Le cinéma odorant fête ses trente ans et pour l’occasion, Guillaume Heulard et Maxime Alvarez-Perez, étudiants à l’école CinéCréatis de Nantes, lui consacre un court-métrage. Faux documentaire et critique grotesque de l’évolution du cinéma, Odorama a été sélectionné pour le festival nantais La Semaine Tout Courts, en avril dernier et sera présenté au Short Film Corner, le rendez-vous des courts-métrages du festival de Cannes du 11 au 21 mai. Rencontre passionnée.

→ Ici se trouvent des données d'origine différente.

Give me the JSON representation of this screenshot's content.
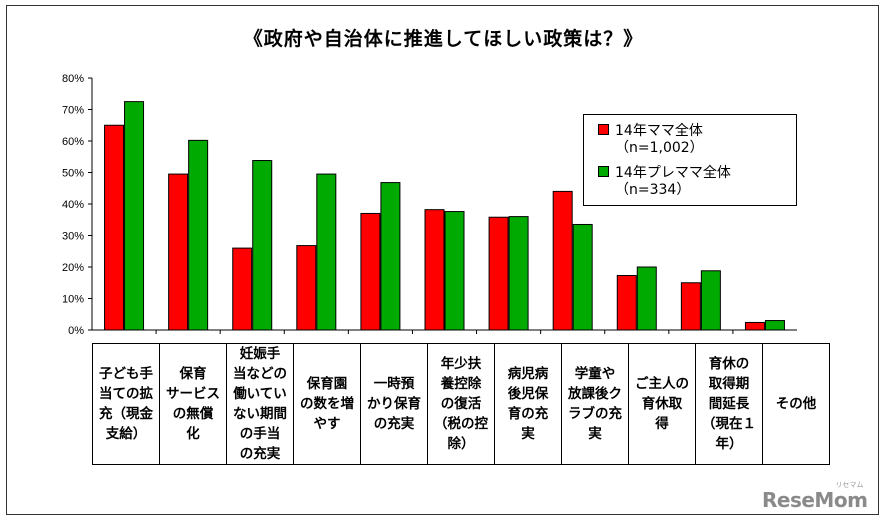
{
  "chart_data": {
    "type": "bar",
    "title": "《政府や自治体に推進してほしい政策は？》",
    "xlabel": "",
    "ylabel": "",
    "ylim": [
      0,
      80
    ],
    "yticks": [
      "0%",
      "10%",
      "20%",
      "30%",
      "40%",
      "50%",
      "60%",
      "70%",
      "80%"
    ],
    "grid": false,
    "legend_position": "top-right",
    "categories": [
      "子ども手当ての拡充（現金支給）",
      "保育サービスの無償化",
      "妊娠手当などの働いていない期間の手当の充実",
      "保育園の数を増やす",
      "一時預かり保育の充実",
      "年少扶養控除の復活（税の控除）",
      "病児病後児保育の充実",
      "学童や放課後クラブの充実",
      "ご主人の育休取得",
      "育休の取得期間延長（現在1年）",
      "その他"
    ],
    "category_labels": [
      "子ども手\n当ての拡\n充（現金\n支給）",
      "保育\nサービス\nの無償\n化",
      "妊娠手\n当などの\n働いてい\nない期間\nの手当\nの充実",
      "保育園\nの数を増\nやす",
      "一時預\nかり保育\nの充実",
      "年少扶\n養控除\nの復活\n（税の控\n除）",
      "病児病\n後児保\n育の充\n実",
      "学童や\n放課後ク\nラブの充\n実",
      "ご主人の\n育休取\n得",
      "育休の\n取得期\n間延長\n（現在１\n年）",
      "その他"
    ],
    "series": [
      {
        "name": "14年ママ全体",
        "note": "（n=1,002）",
        "color": "#ff0000",
        "values": [
          65,
          49.5,
          26,
          26.8,
          37,
          38.2,
          35.8,
          44,
          17.3,
          15,
          2.4
        ]
      },
      {
        "name": "14年プレママ全体",
        "note": "（n=334）",
        "color": "#00aa00",
        "values": [
          72.5,
          60.2,
          53.8,
          49.5,
          46.8,
          37.6,
          36,
          33.5,
          20,
          18.8,
          3
        ]
      }
    ]
  },
  "watermark": {
    "text": "ReseMom",
    "sub": "リセマム"
  }
}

Une fois mis à l’aise et lancés sur le sujet, en l’occurrence le cinéma, ces deux-là ne s’arrêtent plus, enchaînant références et souvenirs cinématographiques. De vrais passionnés. Normal, me direz-vous, pour deux étudiants de l’école CinéCréatis de Nantes. Qui plus est, sélectionnés pour le festival La Semaine Tout Courts, dans la catégorie Courts en Fac, du 4 au 7 avril dernier, avec leur court-métrage Odorama. "C’est sûr, pour nous, c’est un accomplissement mais ce n’est qu’un début, un premier jet qui nous servira probablement pour la suite", commentent, lucides, Guillaume Heulard et Maxime Alvarez-Perez.

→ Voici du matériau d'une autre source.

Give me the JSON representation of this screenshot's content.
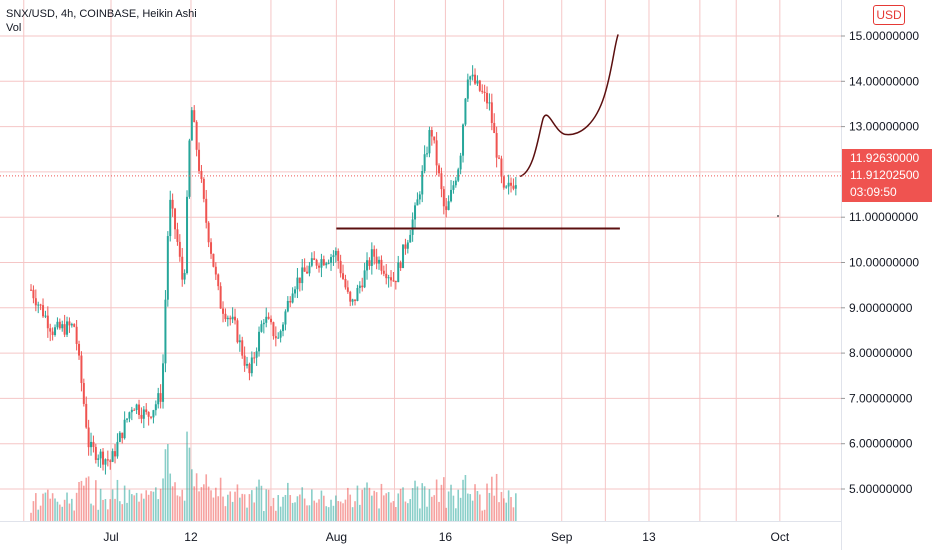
{
  "header": {
    "symbol_line": "SNX/USD, 4h, COINBASE, Heikin Ashi",
    "volume_label": "Vol",
    "currency_button": "USD"
  },
  "price_scale": {
    "ticks": [
      "15.00000000",
      "14.00000000",
      "13.00000000",
      "11.00000000",
      "10.00000000",
      "9.00000000",
      "8.00000000",
      "7.00000000",
      "6.00000000",
      "5.00000000"
    ],
    "last_price": "11.92630000",
    "current_price": "11.91202500",
    "countdown": "03:09:50"
  },
  "time_scale": {
    "ticks": [
      "Jul",
      "12",
      "Aug",
      "16",
      "Sep",
      "13",
      "Oct"
    ]
  },
  "colors": {
    "up": "#26a69a",
    "down": "#ef5350",
    "grid_red": "#f5c6c6",
    "drawing": "#5b0f0f",
    "price_tag": "#ef5350"
  },
  "chart_data": {
    "type": "candlestick",
    "chart_style": "Heikin Ashi",
    "interval": "4h",
    "exchange": "COINBASE",
    "pair": "SNX/USD",
    "ylim": [
      4.3,
      15.6
    ],
    "grid": true,
    "price_points": [
      {
        "date": "Jun 20",
        "price": 9.4
      },
      {
        "date": "Jun 23",
        "price": 8.5
      },
      {
        "date": "Jun 26",
        "price": 8.6
      },
      {
        "date": "Jun 28",
        "price": 5.9
      },
      {
        "date": "Jul 1",
        "price": 5.6
      },
      {
        "date": "Jul 4",
        "price": 6.9
      },
      {
        "date": "Jul 6",
        "price": 6.6
      },
      {
        "date": "Jul 8",
        "price": 7.1
      },
      {
        "date": "Jul 9",
        "price": 11.4
      },
      {
        "date": "Jul 10",
        "price": 10.6
      },
      {
        "date": "Jul 11",
        "price": 9.4
      },
      {
        "date": "Jul 12",
        "price": 13.5
      },
      {
        "date": "Jul 14",
        "price": 11.0
      },
      {
        "date": "Jul 16",
        "price": 9.1
      },
      {
        "date": "Jul 18",
        "price": 8.6
      },
      {
        "date": "Jul 20",
        "price": 7.5
      },
      {
        "date": "Jul 22",
        "price": 8.8
      },
      {
        "date": "Jul 24",
        "price": 8.3
      },
      {
        "date": "Jul 26",
        "price": 9.5
      },
      {
        "date": "Jul 29",
        "price": 10.0
      },
      {
        "date": "Aug 1",
        "price": 10.2
      },
      {
        "date": "Aug 3",
        "price": 9.0
      },
      {
        "date": "Aug 6",
        "price": 10.2
      },
      {
        "date": "Aug 9",
        "price": 9.6
      },
      {
        "date": "Aug 12",
        "price": 11.2
      },
      {
        "date": "Aug 14",
        "price": 13.0
      },
      {
        "date": "Aug 16",
        "price": 11.0
      },
      {
        "date": "Aug 18",
        "price": 12.3
      },
      {
        "date": "Aug 19",
        "price": 14.2
      },
      {
        "date": "Aug 22",
        "price": 13.5
      },
      {
        "date": "Aug 24",
        "price": 11.5
      },
      {
        "date": "Aug 26",
        "price": 11.9
      }
    ],
    "horizontal_line_level": 10.75,
    "volume_style": "histogram"
  }
}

Odorama, ou le cinéma à sentir à l’envi
Un court-métrage humoristique, parfois à la limite du grotesque, mais aussi critique sur l’évolution du cinéma et l’omniprésence de la 3D aujourd’hui, qui retrace, en onze minutes, les grandes étapes de l’histoire du cinéma : du muet au parlant, en passant par le succès populaire, les films d’auteur, les récompenses, la concurrence du petit écran et autres évolutions technologiques. Une véritable rétrospective imaginaire consacrée au septième art, né il y a plus de 116 ans.
J'aime regarder un film sans réfléchir, sans penser puis le revisionner en le décortiquant. L'idée est là : tendre un piège aux spectateurs, les laisser croire que c'est vrai
Car la question qui se pose, alors, est la suivante : Et si le cinéma avait privilégié un autre de nos sens ? En l’occurrence, l’odorat... À quoi aurait-il ressemblé ? Les lunettes 3D auraient-elles été remplacées par des masques à odeurs ? Le court-métrage revient ainsi sur la naissance du cinéma et son rapide succès, jusqu’aux années 1960, période de flottement et de questionnement. La faute à la télévision et à la vidéo, substituts plus confortables. Apparaît alors le cinéma odorant, véritable "bouffée d’oxygène" qui attire des millions de spectateurs. Et la référence, c’est Polyester de John Waters (1981) et ses petites capsules odorantes numérotées, à gratter. Un film devenu culte mais essentiellement perçu comme une expérience sensorielle unique, sans succès. Le court-métrage prend alors l’Histoire à contre-pied et présente ce film comme le déclencheur même d’une révolution, la naissance d’un nouveau genre. "Dans l’Histoire du cinéma, il y a eu quelques essais odorants, mais très rares. En France, les Nuls ont repris le système de cartes pour une série de sketchs, diffusés sur Canal +, explique Guillaume Heulard, avec, comme pour Polyester, une bonne odeur de merde à sentir à la fin !"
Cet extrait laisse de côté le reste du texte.